Un día llevas a tu hijo al colegio de la mano. Le das un beso antes de entrar y él se gira para despedirse.
Sin darte cuenta, llegó un día en que ya no quiere que le acompañes hasta la puerta. Otro en que prefiere no darte la mano delante de sus amigos. No porque te quiera menos, sino porque está empezando a volar. Y eso, aunque dé un poco de vértigo, también significa que está creciendo.

Con los abuelos pasa algo parecido. Muchas veces damos por hecho que siempre habrá otra comida, otra conversación u otra tarde juntos. Hasta que un día descubrimos que la última vez ya quedó atrás.

La vida está llena de últimas veces, pero casi nunca nos avisa de que lo son. Y por eso dejamos escapar momentos que parecían normales, sin saber que algún día los echaríamos tanto de menos.
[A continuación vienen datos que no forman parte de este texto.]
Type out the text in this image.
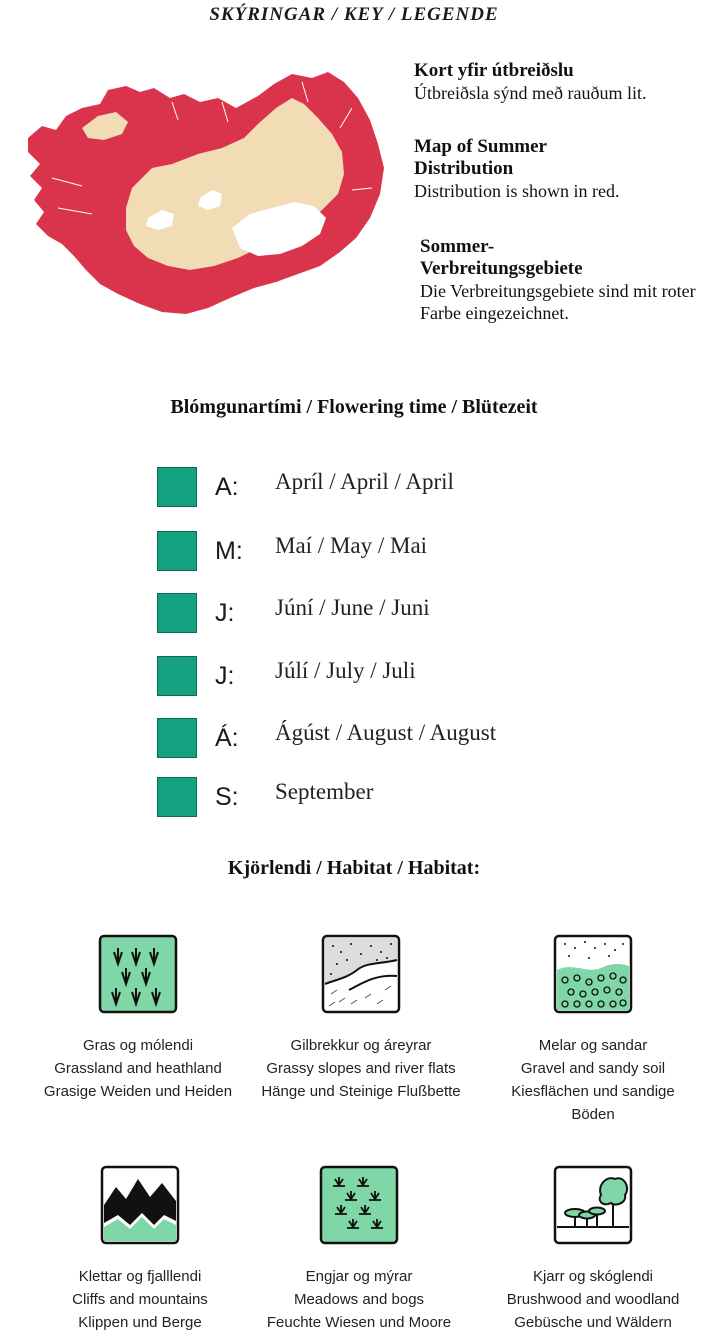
SKÝRINGAR / KEY / LEGENDE
Kort yfir útbreiðslu
Útbreiðsla sýnd með rauðum lit.
Map of Summer Distribution
Distribution is shown in red.
Sommer-Verbreitungsgebiete
Die Verbreitungsgebiete sind mit roter Farbe eingezeichnet.
Blómgunartími / Flowering time / Blütezeit
A: Apríl / April / April
M: Maí / May / Mai
J: Júní / June / Juni
J: Júlí / July / Juli
Á: Ágúst / August / August
S: September
Kjörlendi / Habitat / Habitat:
Gras og mólendi
Grassland and heathland
Grasige Weiden und Heiden
Gilbrekkur og áreyrar
Grassy slopes and river flats
Hänge und Steinige Flußbette
Melar og sandar
Gravel and sandy soil
Kiesflächen und sandige
Böden
Klettar og fjalllendi
Cliffs and mountains
Klippen und Berge
Engjar og mýrar
Meadows and bogs
Feuchte Wiesen und Moore
Kjarr og skóglendi
Brushwood and woodland
Gebüsche und Wäldern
Desde que la enfermedad me enseñó que nada está garantizado, intento no perderme ningún beso, ninguna conversación con Sara, ninguna locura de Amelia, ningún plan, ni ninguna oportunidad de disfrutar de sus abuelos. Incluso en los días en los que el cansancio pesa más que las ganas.
Porque al final no echaremos de menos los grandes acontecimientos. Echaremos de menos esos momentos cotidianos que parecían uno más y que, sin saberlo, estaban construyendo los recuerdos más valiosos de nuestra vida.
No nos duele la última vez. Nos duele descubrir que ya había pasado.